In 2016, five U.S. women’s national soccer team (USWNT) members began a series of legal actions requesting equal treatment and compensation from the United States Soccer Federation (USSF). The women’s soccer player’s lawsuit claimed that the USSF’s actions violated Title VII and the Equal Pay Act – by systematically underpaying professional women soccer players (compared to male soccer players).
The above-noted legal maneuvers began with a complaint to the Equal Employment Opportunity Commission. Soon after, Carli Lloyd published a New York Times essay emphasizing and demonstrating how the women’s team in the country, despite its consistently lower salaries, actually generated more revenue for the USSF than the men’s team.
The lawsuit, which, unfortunately, is not the first of its kind, reignited the conversation about gender pay disparities across workplace sectors. The fight for equal pay by the five women soccer players garnered tremendous support across the board. Senator Manchin introduced a bill in 2019 in support, while soccer fans showed their encouragement by chanting Equal Pay – Equal Pay during the FIFA 2019 Women’s World Cup.
Other legal actions included an attempt to void the players association’s required collective bargaining agreement. In 2019, the national team’s roster of players filed a lawsuit asserting gender discrimination by the USSF. The suit detailed the claims of wage discrimination in a variety of ways. In response, the US Soccer Federation issued a statement detailing its plans to support and promote the women’s soccer league.
In February 2022, the U.S. Women’s National Soccer team settled their landmark class action equal-pay suit with the U.S. Soccer Federation for $24 million.

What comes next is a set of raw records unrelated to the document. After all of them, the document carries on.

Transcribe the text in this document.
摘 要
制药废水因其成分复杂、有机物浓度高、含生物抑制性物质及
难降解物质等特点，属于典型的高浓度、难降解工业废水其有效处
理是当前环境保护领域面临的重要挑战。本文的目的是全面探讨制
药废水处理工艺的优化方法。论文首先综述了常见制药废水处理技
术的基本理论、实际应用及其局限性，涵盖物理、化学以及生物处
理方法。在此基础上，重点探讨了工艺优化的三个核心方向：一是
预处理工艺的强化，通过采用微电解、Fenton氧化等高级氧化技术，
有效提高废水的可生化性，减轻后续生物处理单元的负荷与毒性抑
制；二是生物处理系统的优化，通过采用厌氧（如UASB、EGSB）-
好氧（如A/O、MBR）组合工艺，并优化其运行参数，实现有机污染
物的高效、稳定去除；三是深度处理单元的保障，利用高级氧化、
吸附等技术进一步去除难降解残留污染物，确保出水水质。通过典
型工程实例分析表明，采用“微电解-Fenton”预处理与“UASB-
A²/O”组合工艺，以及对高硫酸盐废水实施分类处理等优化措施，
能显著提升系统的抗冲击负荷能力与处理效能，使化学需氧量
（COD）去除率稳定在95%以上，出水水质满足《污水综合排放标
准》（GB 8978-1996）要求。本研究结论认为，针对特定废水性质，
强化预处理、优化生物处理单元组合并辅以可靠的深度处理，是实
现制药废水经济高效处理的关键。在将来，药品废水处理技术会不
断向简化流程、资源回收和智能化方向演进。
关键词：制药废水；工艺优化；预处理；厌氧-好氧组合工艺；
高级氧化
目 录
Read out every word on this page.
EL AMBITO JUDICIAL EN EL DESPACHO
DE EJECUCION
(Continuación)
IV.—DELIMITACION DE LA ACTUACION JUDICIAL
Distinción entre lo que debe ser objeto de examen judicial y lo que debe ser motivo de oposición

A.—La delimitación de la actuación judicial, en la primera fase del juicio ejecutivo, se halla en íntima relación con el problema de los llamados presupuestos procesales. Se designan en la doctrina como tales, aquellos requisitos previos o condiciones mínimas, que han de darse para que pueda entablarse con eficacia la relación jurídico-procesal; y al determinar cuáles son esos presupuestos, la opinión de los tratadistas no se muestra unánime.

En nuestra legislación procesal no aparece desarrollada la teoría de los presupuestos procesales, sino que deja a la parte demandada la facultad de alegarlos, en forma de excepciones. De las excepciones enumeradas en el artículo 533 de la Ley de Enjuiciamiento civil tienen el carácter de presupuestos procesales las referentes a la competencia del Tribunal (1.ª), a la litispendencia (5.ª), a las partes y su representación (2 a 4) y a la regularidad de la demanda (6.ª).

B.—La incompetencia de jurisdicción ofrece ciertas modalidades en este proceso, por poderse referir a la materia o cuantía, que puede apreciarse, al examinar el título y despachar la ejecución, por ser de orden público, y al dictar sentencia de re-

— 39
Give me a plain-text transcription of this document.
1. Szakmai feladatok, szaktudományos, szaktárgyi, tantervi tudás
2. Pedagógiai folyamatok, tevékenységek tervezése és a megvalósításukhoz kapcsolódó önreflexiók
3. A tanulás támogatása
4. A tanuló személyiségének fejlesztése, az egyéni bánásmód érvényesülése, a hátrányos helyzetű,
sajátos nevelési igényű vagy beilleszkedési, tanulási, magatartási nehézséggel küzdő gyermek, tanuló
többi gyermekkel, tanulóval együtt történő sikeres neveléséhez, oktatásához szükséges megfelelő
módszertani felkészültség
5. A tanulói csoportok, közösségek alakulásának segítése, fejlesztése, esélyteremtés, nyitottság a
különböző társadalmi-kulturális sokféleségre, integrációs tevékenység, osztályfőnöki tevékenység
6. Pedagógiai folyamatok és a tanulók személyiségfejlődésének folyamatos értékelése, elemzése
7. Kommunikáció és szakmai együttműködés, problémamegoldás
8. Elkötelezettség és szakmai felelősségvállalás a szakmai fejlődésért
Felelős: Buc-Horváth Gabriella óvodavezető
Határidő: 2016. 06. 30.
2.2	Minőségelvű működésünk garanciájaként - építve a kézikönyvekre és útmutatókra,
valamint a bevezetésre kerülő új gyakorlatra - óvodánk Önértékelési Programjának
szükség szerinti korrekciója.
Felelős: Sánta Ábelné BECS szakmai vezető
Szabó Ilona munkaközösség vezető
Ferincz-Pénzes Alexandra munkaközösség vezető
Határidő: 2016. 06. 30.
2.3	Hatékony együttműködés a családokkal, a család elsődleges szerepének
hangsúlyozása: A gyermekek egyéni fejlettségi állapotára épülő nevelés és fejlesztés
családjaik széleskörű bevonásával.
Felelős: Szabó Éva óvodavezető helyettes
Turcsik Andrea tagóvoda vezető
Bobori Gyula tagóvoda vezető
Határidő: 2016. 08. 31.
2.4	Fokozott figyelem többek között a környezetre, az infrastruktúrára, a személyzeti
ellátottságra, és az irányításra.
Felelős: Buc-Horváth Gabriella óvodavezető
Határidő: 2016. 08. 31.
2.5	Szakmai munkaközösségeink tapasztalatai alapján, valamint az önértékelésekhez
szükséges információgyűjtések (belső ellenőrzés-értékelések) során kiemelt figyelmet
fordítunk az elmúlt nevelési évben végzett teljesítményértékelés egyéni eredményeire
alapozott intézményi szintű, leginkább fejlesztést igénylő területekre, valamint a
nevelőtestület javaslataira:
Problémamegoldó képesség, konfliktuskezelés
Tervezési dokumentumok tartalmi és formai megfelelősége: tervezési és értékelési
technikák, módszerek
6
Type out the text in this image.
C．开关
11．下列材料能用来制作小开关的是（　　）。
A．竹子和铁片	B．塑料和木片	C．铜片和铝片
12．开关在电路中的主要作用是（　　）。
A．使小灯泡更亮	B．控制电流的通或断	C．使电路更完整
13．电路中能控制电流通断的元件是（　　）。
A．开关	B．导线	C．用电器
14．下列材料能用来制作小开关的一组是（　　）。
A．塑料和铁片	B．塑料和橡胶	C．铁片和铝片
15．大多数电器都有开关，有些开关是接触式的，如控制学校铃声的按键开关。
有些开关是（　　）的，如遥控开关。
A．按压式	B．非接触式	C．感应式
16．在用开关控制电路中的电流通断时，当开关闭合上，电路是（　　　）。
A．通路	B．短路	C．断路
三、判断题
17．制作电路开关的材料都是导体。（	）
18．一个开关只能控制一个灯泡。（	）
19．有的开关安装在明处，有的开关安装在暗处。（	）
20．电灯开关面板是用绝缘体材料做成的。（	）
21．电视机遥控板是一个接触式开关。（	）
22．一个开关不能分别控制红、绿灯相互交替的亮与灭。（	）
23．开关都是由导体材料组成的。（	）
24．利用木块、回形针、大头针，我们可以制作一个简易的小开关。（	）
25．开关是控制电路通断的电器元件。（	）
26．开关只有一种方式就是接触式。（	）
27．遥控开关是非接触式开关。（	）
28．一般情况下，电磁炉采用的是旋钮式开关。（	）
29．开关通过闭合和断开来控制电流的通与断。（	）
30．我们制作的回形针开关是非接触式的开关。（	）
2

This settlement is to be distributed in a manner recommended by the USWNT players and further approved by the District Court. Part of the total settlement ($2 million) will go into an account that benefits USWNT players’ charitable efforts and post-career objectives or goals. Each player has the potential to apply for a maximum of $50,000 from this established fund.
Note – in the 2019 film LFG, Sean Fine and Andrea Nix Fine document the U.S. women’s national soccer team’s uphill battle for equal pay.